Getting Started

Building an index

  1. A functional installation of Heritrix is required for this software to work. While Heritrix can be deployed on non-Linux operating systems that requires some degree of work as the bundled scripts are written for Linux. The same applies to this software and the following instructions assume that Heritrix is installed on a Linux machine under $HERITRIX_HOME.
  2. Install the DeDuplicator software. The jar files should be included in $HERITRIX_HOME/lib/ while the dedupdigest script should be added to $HERITRIX_HOME/bin/. If you've downloaded a .tar.gz (.zip) bundle, explode it into $HERITRIX_HOME and all the files will be correctly deployed.
  3. Make the dedupdigest script executable with chmod u+x $HERITRIX_HOME/bin/dedupdigest
  4. Run $HERITRIX_HOME/bin/dedupdigest --help This will display the usage information for the indexing. The program takes two arguments, the source data (crawl.log usually) and the target directory where the index will be written (will be created if not present). Several options are provided to custom tailor the type of index.
  5. Create an index. A typical index can be built with $HERITRIX_HOME/bin/dedupdigest -o URL -s -t <location of crawl.log> <index output directory> This will create an index that is indexed by URL only (not by the content digest) and includes equivalent URLs and timestamps.

Using the index

  1. Having built an appropriate index, launch Heritrix. Make sure that the installation of Heritrix that you launched has the two JARs that come with the DeDuplicator (deduplicator-[version].jar and lucene-[version].jar) if it is not the same one used for creating the index.
  2. Configure a crawl job as normal except add the DeDuplicator processor to the processing chain at some point after the HTTPFetcher processor and prior to any processor which should be skipped if a duplicate is detected. When the DeDuplicator finds a duplicate the processing moves straight to the PostProcessing chain. So if you insert it at the top of the Extractor chain you can skip both link extraction and writing to disk. If you do not wish to skip link extraction you can insert the processor at the end of the link extraction chain etc.
  3. The DeDuplicator processor has several configurable parameters.
    • enabled Standard Heritrix property for processors. Should be true. Setting it to false will disable the processor./li
    • index-location The most important setting. A full path to the directory that contains the index (output directory of the indexing.)
    • matching-method Whether to lookup URLs or content digests first when looking for matches. This setting depends on how the index was built (indexing mode). If it was set to BOTH then either setting will work. Otherwise it must be set according to the indexing mode.
    • try-equivalent Should equivalent URLs be tried if an exact URL and content digest match is not found. Using equivalent matches means that duplicate documents whose URLs differ only in the parameter list or because of www[0-9]* prefixes are detected.
    • mime-filter Which documents to process
    • filter-mode
    • analysis-mode Enables analysis of the usefulness and accuracy of header information in predicting change and non-change in documents.
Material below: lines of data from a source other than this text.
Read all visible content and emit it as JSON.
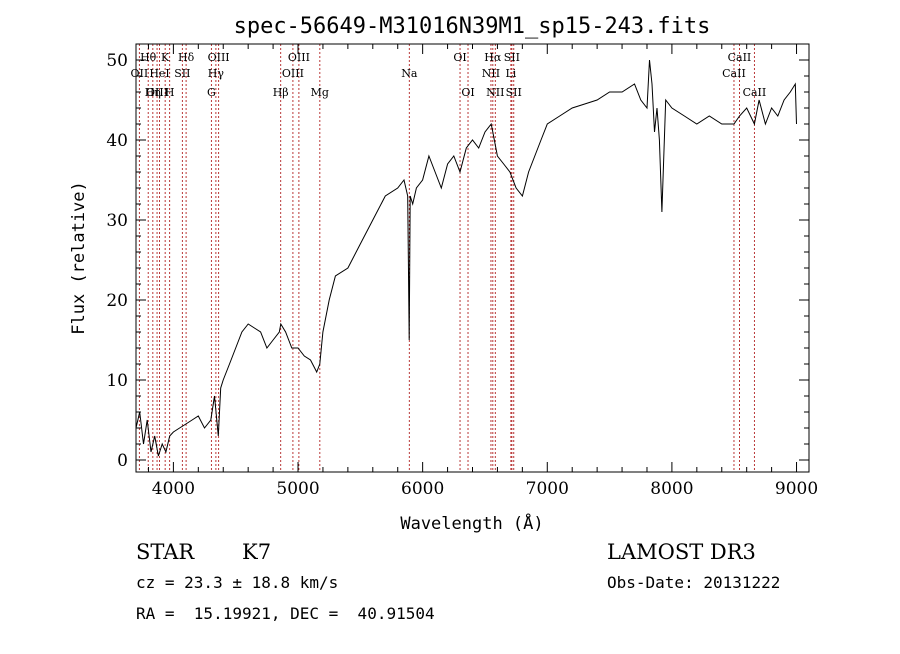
{
  "chart_data": {
    "type": "line",
    "title": "spec-56649-M31016N39M1_sp15-243.fits",
    "xlabel": "Wavelength (Å)",
    "ylabel": "Flux (relative)",
    "xlim": [
      3700,
      9100
    ],
    "ylim": [
      -1.5,
      52
    ],
    "xticks": [
      4000,
      5000,
      6000,
      7000,
      8000,
      9000
    ],
    "xtick_labels": [
      "4000",
      "5000",
      "6000",
      "7000",
      "8000",
      "9000"
    ],
    "yticks": [
      0,
      10,
      20,
      30,
      40,
      50
    ],
    "ytick_labels": [
      "0",
      "10",
      "20",
      "30",
      "40",
      "50"
    ],
    "series": [
      {
        "name": "spectrum",
        "x": [
          3700,
          3730,
          3760,
          3790,
          3820,
          3850,
          3880,
          3910,
          3940,
          3970,
          4000,
          4050,
          4100,
          4150,
          4200,
          4250,
          4300,
          4330,
          4360,
          4380,
          4400,
          4450,
          4500,
          4550,
          4600,
          4650,
          4700,
          4750,
          4800,
          4850,
          4862,
          4900,
          4950,
          5000,
          5050,
          5100,
          5150,
          5175,
          5200,
          5250,
          5300,
          5400,
          5500,
          5600,
          5700,
          5800,
          5850,
          5880,
          5892,
          5900,
          5920,
          5950,
          6000,
          6050,
          6100,
          6150,
          6200,
          6250,
          6300,
          6350,
          6400,
          6450,
          6500,
          6550,
          6563,
          6600,
          6650,
          6700,
          6750,
          6800,
          6850,
          6900,
          6950,
          7000,
          7100,
          7200,
          7300,
          7400,
          7500,
          7600,
          7700,
          7750,
          7800,
          7820,
          7840,
          7860,
          7880,
          7900,
          7920,
          7950,
          8000,
          8100,
          8200,
          8300,
          8400,
          8498,
          8542,
          8600,
          8662,
          8700,
          8750,
          8800,
          8850,
          8900,
          8950,
          8990,
          9000
        ],
        "y": [
          4,
          6,
          2,
          5,
          1,
          3,
          0.5,
          2,
          1,
          3,
          3.5,
          4,
          4.5,
          5,
          5.5,
          4,
          5,
          8,
          3,
          9,
          10,
          12,
          14,
          16,
          17,
          16.5,
          16,
          14,
          15,
          16,
          17,
          16,
          14,
          14,
          13,
          12.5,
          11,
          12,
          16,
          20,
          23,
          24,
          27,
          30,
          33,
          34,
          35,
          33,
          15,
          33,
          32,
          34,
          35,
          38,
          36,
          34,
          37,
          38,
          36,
          39,
          40,
          39,
          41,
          42,
          41,
          38,
          37,
          36,
          34,
          33,
          36,
          38,
          40,
          42,
          43,
          44,
          44.5,
          45,
          46,
          46,
          47,
          45,
          44,
          50,
          47,
          41,
          44,
          40,
          31,
          45,
          44,
          43,
          42,
          43,
          42,
          42,
          43,
          44,
          42,
          45,
          42,
          44,
          43,
          45,
          46,
          47,
          42
        ]
      }
    ],
    "line_markers": [
      {
        "label": "Hθ",
        "wavelength": 3798,
        "row": 1
      },
      {
        "label": "OII",
        "wavelength": 3727,
        "row": 2
      },
      {
        "label": "OIII",
        "wavelength": 3869,
        "row": 3
      },
      {
        "label": "K",
        "wavelength": 3934,
        "row": 1
      },
      {
        "label": "HeI",
        "wavelength": 3889,
        "row": 2
      },
      {
        "label": "Hη",
        "wavelength": 3835,
        "row": 3
      },
      {
        "label": "H",
        "wavelength": 3970,
        "row": 3
      },
      {
        "label": "Hδ",
        "wavelength": 4102,
        "row": 1
      },
      {
        "label": "SII",
        "wavelength": 4072,
        "row": 2
      },
      {
        "label": "OIII",
        "wavelength": 4363,
        "row": 1
      },
      {
        "label": "Hγ",
        "wavelength": 4341,
        "row": 2
      },
      {
        "label": "G",
        "wavelength": 4305,
        "row": 3
      },
      {
        "label": "OIII",
        "wavelength": 5007,
        "row": 1
      },
      {
        "label": "OIII",
        "wavelength": 4959,
        "row": 2
      },
      {
        "label": "Hβ",
        "wavelength": 4861,
        "row": 3
      },
      {
        "label": "Mg",
        "wavelength": 5175,
        "row": 3
      },
      {
        "label": "Na",
        "wavelength": 5893,
        "row": 2
      },
      {
        "label": "OI",
        "wavelength": 6300,
        "row": 1
      },
      {
        "label": "OI",
        "wavelength": 6364,
        "row": 3
      },
      {
        "label": "Hα",
        "wavelength": 6563,
        "row": 1
      },
      {
        "label": "SII",
        "wavelength": 6716,
        "row": 1
      },
      {
        "label": "NII",
        "wavelength": 6548,
        "row": 2
      },
      {
        "label": "Li",
        "wavelength": 6708,
        "row": 2
      },
      {
        "label": "NII",
        "wavelength": 6583,
        "row": 3
      },
      {
        "label": "SII",
        "wavelength": 6731,
        "row": 3
      },
      {
        "label": "CaII",
        "wavelength": 8542,
        "row": 1
      },
      {
        "label": "CaII",
        "wavelength": 8498,
        "row": 2
      },
      {
        "label": "CaII",
        "wavelength": 8662,
        "row": 3
      }
    ]
  },
  "info": {
    "class": "STAR",
    "subclass": "K7",
    "survey": "LAMOST DR3",
    "cz": "cz = 23.3 ± 18.8 km/s",
    "obs_date": "Obs-Date: 20131222",
    "coords": "RA =  15.19921, DEC =  40.91504"
  },
  "colors": {
    "line_marker": "#b22222",
    "spectrum": "#000000"
  }
}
For statistical gathering purposes only.
    • log-level Enables more logging.
    • stats-per-host Maintains statistics per host in addition to the crawl wide stats.
  4. Once the processor has been configured the crawl can be started and run normally. Information about the processor is available via the Processor report in the Heritrix GUI (this is saved to processors-report.txt at the end of a crawl).

    Duplicate URLs will still show up in the crawl log but with a note 'duplicate' in the annotation field at the end of the log line.